How these conflicts that supposedly prove the Balkanist view actually functioned on the ground can be best shown with the research done by Hannes Grandits in his article Violent social disintegration: a nation-building strategy in late Ottoman Herzegovina. in: Conflicting Loyalties in the Balkans. The Great Powers, the Ottoman Empire and Nation-Building, ed. by N. Clayer, H. Grandits and R. Pichler, London 2010, S. 110–134.

In it Grandits takes a closer look at how the Herzegovinan revolt that eventually lead into Serbo-Turkish and later into the Russo-Turkish wars of 1876–78 actually functioned on the ground. This uprising is often portrayed as both prove for ethnic conflict in the Balkans as well as for the rise of the nation against Ottoman rule in the area. The fact is though that it started out as neither. Rather, it started as something fairly common, a refusal by local political village leaders to pay taxes because the harvest had been bad in previous years.

Initially both sides were open to negotiations and a commission of a Pasha was send to the area to negotiate with the peasants. Within these negotiations however, a group of local nomadic bandits robbed an Ottoman caravan because they feared – rightly – that good relations between authorities and peasants would threaten the support they received from locals. This caravan attack lead to Ottoman reprisals and while things seemed to be winding again down after this, these reprisals caught the attention of young nationalists from Serbia and Montenegro that traveled to the area to enlist the help of aforementioned bandits to fan the flames of conflict. Suffice to say that despite the opposition of local village leaders, they were successful because the spiral of violence this relatively small group of people managed to lead to a homogenization of interests in the sense that local peasants were caught in between fronts and had to declare for one side for fear of retribution or generally violence.
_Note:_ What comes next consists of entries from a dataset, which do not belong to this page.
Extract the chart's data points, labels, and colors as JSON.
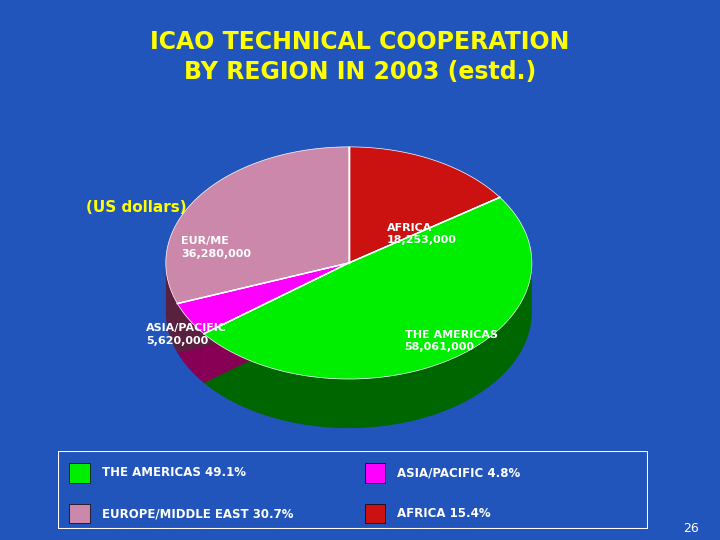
{
  "title": "ICAO TECHNICAL COOPERATION\nBY REGION IN 2003 (estd.)",
  "subtitle": "(US dollars)",
  "slices": [
    {
      "label": "THE AMERICAS",
      "value": 58061000,
      "pct": 49.1,
      "color": "#00EE00",
      "shadow_color": "#006600"
    },
    {
      "label": "EUROPE/MIDDLE EAST",
      "value": 36280000,
      "pct": 30.7,
      "color": "#CC88AA",
      "shadow_color": "#5A2040"
    },
    {
      "label": "AFRICA",
      "value": 18253000,
      "pct": 15.4,
      "color": "#CC1111",
      "shadow_color": "#660000"
    },
    {
      "label": "ASIA/PACIFIC",
      "value": 5620000,
      "pct": 4.8,
      "color": "#FF00FF",
      "shadow_color": "#880055"
    }
  ],
  "legend_items": [
    {
      "label": "THE AMERICAS 49.1%",
      "color": "#00EE00"
    },
    {
      "label": "ASIA/PACIFIC 4.8%",
      "color": "#FF00FF"
    },
    {
      "label": "EUROPE/MIDDLE EAST 30.7%",
      "color": "#CC88AA"
    },
    {
      "label": "AFRICA 15.4%",
      "color": "#CC1111"
    }
  ],
  "bg_color": "#2255BB",
  "title_color": "#FFFF00",
  "subtitle_color": "#FFFF00",
  "label_color": "#FFFFFF",
  "divider_color": "#FFD700",
  "page_num": "26"
}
Furthermore, because he saw the chance to gain territory, the Knajz (local ruler) of Montenegro "internationliszed" the conflict by pleading for help from Garibaldi who sent him Italian volunteers to fight with the rebels against the Ottomans. It was really only this move which lead to an internal and external perception of the conflict as one that was "ethnic" or religious while most of the Herzegovians who actually fought on the ground had started this not to end Ottoman rule or "expel the Turk" but rather as rebellion simply to get central authorities to ease off with the taxes.

Through a process of violence and agitation, a relatively small group of what Roger Brubaker describes as nationalist entrepreneurs managed to homogenize the interests of the local population with their own politically goal.